Son homologue néerlandais Marke Rutte s'est dit «très préoccupé» par la situation. Il a averti que toute aide ne pourrait être débloquée qu'en échange de mesures strictes pour réduire le déficit public portugais. «Cela constitue toujours une forme de pré-condition pour que l'Europe apporte son aide», a-t-il dit.

A ce sujet, le président de la Commission européenne José Manuel Barroso a jugé jeudi «indispensable» que le Portugal maintienne les efforts budgétaires prévus en matière de réduction du déficit et de réformes.

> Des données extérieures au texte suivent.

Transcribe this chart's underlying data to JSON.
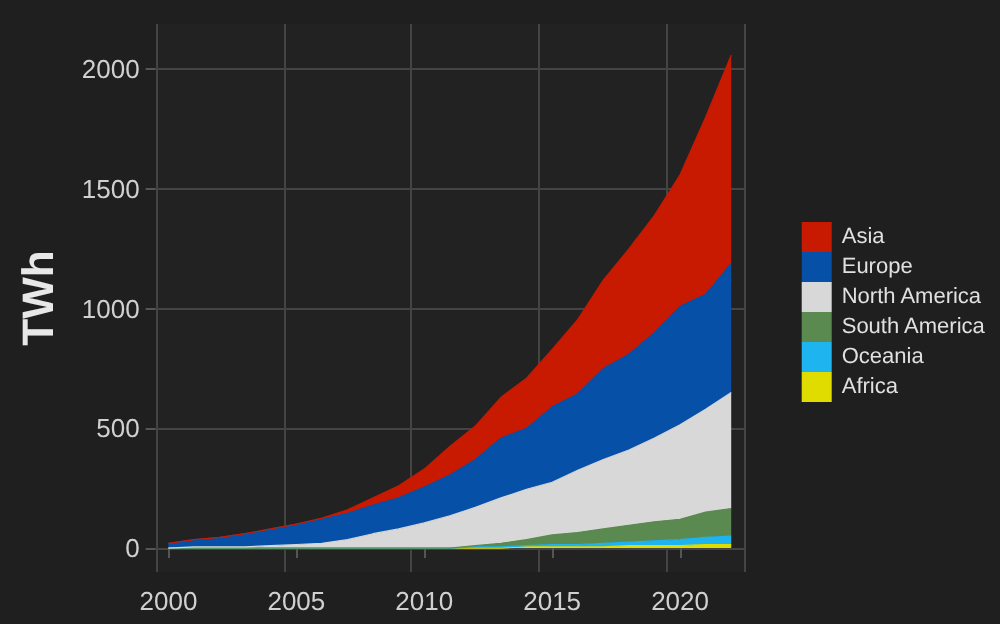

«Il est clair que le Portugal doit faire de nouvelles économies» budgétaires, a renchéri le chef de file des ministres des Finances de la zone euro, Jean-Claude Juncker.

Le premier ministre José Socrates a présenté mercredi soir sa démission, prenant acte du rejet à la chambre des députés d'un nouveau programme d'austérité censé éviter au pays de demander l'aide internationale.

Les nouvelles mesures d'austérité qu'il avait présentées, afin de «garantir» une réduction du déficit public à 4,6% du PIB en 2011, puis à 3% dès 2012 et à 2% en 2013, avaient été soutenues par les dirigeants de zone euro le 11 mars.

Le chef de file de l'opposition, président du Parti social-démocrate portugais (PSD, centre-droit), Pedro Passos Coelho, a dit pour sa part à Bruxelles «espérer» que son pays puisse éviter de recourir à un plan d'aide financier.

Il ne conteste pas les objectifs de réduction du déficit de M. Socrates, négocié avec les autorités européennes. Mais il plaide pour des mesures différentes afin d'y parvenir. Et il conteste au premier ministre démissionnaire tout pouvoir pour négocier un quelconque plan d'aide à Bruxelles pendant le sommet de l'UE.

Aucune décision sur le déclenchement d'un plan d'aide au Portugal n'est attendue à l'occasion de cette réunion qui s'achèvera vendredi. Même si en coulisse il devrait être très largement question de la crise au Portugal, qui menace à nouveau la stabilité de la zone euro.

Les sommes évoquées pour un éventuel programme de prêts de l'UE et du FMI pour le Portugal vont jusqu'à 100 milliards d'euros. La Grèce avait reçu 110 milliards d'euros et l'Irlande 85 milliards d'euros.